Un discours dangereux cherche à imposer l’idée qu’Haïti serait le pire pays au monde, comme si l’insécurité était une singularité haïtienne, comme si la violence, la pauvreté ou l’instabilité n’existaient nulle part ailleurs. Cette narration est fausse, malhonnête et profondément destructrice.
Dans le monde réel, la violence est une réalité partagée par de nombreux peuples.
En Ukraine, des milliers de civils et de soldats tombent sous les bombes.
En Palestine, des générations entières grandissent sous l’occupation et les bombardements.
En Israël, la population vit sous la menace permanente des roquettes.
En Syrie, la guerre a détruit des villes entières.
En Irak, en Afghanistan et en Libye, les conflits ont laissé des sociétés brisées.
En République démocratique du Congo, les massacres se répètent depuis des décennies.
Au Soudan et au Soudan du Sud, les guerres civiles ravagent les populations.
Au Mali, au Burkina Faso, au Niger, au Tchad et au Nigeria, le terrorisme frappe quotidiennement.
En Somalie, l’État peine à exister face à une insécurité chronique.
En Éthiopie, les conflits internes ont déplacé des millions de personnes.
Au Yémen, la famine et la guerre coexistent.
En Centrafrique, la violence communautaire est devenue structurelle.
Au Mozambique (Cabo Delgado), les attaques armées persistent.
Au Myanmar, la répression militaire est sanglante.
Au Pakistan et au Sri Lanka, les tensions ethniques et religieuses ont fait des milliers de victimes.
En Colombie, la violence armée n’a jamais totalement disparu.
Au Mexique, les cartels transforment des régions entières en zones de guerre.
Au Venezuela, la crise économique et sociale pousse à l’exil massif.
Au Brésil, certaines favelas vivent sous la loi des armes.
Au Salvador, au Honduras et au Guatemala, les gangs imposent la terreur.
Même dans des pays dits développés, la violence existe :
aux États-Unis, les fusillades de masse se multiplient ;
en France, en Belgique et en Suède, l’insécurité urbaine progresse ;
au Royaume-Uni, les violences au couteau font chaque année des victimes.
Et pourtant, aucun de ces peuples ne passe son temps à proclamer que son pays ne mérite plus d’exister.
Chaque nation porte ses crises, ses drames et ses contradictions.
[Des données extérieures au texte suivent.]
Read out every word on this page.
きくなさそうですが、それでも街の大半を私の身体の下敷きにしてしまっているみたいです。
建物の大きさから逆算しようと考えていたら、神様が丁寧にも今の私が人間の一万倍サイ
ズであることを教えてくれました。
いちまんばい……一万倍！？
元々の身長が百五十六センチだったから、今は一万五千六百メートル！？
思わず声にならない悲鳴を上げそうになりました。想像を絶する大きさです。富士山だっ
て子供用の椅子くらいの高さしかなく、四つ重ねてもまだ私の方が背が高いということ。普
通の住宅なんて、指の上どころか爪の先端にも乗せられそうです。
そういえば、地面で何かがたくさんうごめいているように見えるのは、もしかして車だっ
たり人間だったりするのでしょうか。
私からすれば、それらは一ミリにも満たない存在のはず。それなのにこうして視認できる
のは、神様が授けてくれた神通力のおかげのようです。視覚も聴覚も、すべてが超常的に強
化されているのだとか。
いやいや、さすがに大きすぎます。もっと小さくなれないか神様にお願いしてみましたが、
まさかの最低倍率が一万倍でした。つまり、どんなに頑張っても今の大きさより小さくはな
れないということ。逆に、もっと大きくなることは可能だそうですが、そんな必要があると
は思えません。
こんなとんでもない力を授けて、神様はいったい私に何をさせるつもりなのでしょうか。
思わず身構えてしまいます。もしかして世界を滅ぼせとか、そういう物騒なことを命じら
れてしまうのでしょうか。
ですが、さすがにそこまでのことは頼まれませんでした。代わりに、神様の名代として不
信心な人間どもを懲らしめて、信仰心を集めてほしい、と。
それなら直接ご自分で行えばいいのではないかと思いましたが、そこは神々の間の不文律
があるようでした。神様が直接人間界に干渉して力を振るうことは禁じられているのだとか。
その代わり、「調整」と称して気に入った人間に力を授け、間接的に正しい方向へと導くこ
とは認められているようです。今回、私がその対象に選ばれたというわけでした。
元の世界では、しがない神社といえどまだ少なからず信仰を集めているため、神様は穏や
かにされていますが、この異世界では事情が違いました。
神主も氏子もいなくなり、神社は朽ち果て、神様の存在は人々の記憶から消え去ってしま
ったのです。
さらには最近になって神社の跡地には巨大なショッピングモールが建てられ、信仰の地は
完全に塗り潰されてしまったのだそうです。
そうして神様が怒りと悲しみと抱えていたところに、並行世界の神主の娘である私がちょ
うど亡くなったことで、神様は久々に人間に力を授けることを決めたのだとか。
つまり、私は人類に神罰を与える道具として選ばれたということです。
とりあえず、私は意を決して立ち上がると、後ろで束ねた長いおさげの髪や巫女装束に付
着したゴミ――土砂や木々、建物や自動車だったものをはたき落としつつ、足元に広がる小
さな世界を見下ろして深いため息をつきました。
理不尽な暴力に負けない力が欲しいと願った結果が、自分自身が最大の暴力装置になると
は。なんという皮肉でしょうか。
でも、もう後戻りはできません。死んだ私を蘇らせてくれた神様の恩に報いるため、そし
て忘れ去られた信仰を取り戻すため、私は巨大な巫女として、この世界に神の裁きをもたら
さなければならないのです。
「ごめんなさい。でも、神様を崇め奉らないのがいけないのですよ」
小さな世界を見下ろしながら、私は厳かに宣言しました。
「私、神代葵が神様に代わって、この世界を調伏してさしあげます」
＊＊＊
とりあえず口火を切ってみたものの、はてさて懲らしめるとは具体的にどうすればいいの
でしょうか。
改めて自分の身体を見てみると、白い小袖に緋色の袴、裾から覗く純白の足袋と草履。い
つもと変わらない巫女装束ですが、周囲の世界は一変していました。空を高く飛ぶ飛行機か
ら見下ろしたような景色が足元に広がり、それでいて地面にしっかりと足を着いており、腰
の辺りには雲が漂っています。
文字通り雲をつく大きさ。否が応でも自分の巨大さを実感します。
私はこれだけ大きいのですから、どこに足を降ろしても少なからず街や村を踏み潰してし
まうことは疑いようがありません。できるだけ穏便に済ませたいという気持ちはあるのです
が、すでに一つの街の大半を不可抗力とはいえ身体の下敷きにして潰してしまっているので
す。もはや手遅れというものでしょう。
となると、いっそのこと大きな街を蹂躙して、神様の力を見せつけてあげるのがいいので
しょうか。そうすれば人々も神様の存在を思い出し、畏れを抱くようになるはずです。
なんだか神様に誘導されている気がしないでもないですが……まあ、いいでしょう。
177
Mais aucune ne conditionne son humanité à l’obtention d’un visa.
Et pourtant, chez nous, certains préfèrent risquer la mort, l’humiliation, la déportation ou l’enfermement dans des prisons étrangères — ironiquement surnommées « prisons aux alligators » — plutôt que de revenir avec dignité sur leur terre natale.
Voilà le génocide moderne :
détruire un peuple sans bombes ni balles, simplement en l’amenant à haïr sa propre patrie.
Lorsque ce discours est relayé par une partie de l’élite et amplifié par la masse, il devient une arme de destruction psychologique. Il fabrique des esprits convaincus que la dignité humaine commence à Miami, Montréal ou Paris. Or Haïti ne se résume pas à Port-au-Prince.
Haïti, ce sont aussi ses provinces, ses terres, son peuple, son intelligence collective et son potentiel inexploité.
Lorsque vous disposez d’une plateforme à l’étranger, d’une voix dans la diaspora ou d’une influence communautaire, votre responsabilité n’est pas de nourrir la haine de la patrie, mais de participer à sa reconstruction morale, politique et économique.
Haïti traverse l’un des moments les plus sombres de son histoire contemporaine. Pourtant, ses ancêtres ont cru en cette terre alors qu’ils n’étaient même pas reconnus comme des êtres humains. Ils ont choisi de bâtir une nation libre plutôt que de rester esclaves dans la cour du maître.
Aujourd’hui, on affirme que « les intelligents quittent le pays ». À force de glorifier la fuite, nous finissons par célébrer notre propre effacement. Dans la vie des peuples, on ne fuit pas éternellement les problèmes : on les affronte, on les comprend et on les résout.
Les Africains ont longtemps été enfermés dans cette logique du départ permanent. Aujourd’hui, nombreux sont ceux qui prennent conscience et investissent dans leurs pays.
Ne voyez-vous pas qu’en détruisant Haïti par le discours, vous préparez aussi votre marginalisation sur la scène internationale ? On ne respecte jamais un peuple qui méprise sa propre terre. Les discours qui circulent dans la société haïtienne ne sont pas innocents : ils servent à formater les esprits pour faire croire que, sans les États-Unis, le Canada ou l’Europe, nous serions moins humains.
C’est faux, c’est toxique et c’est une trahison nationale.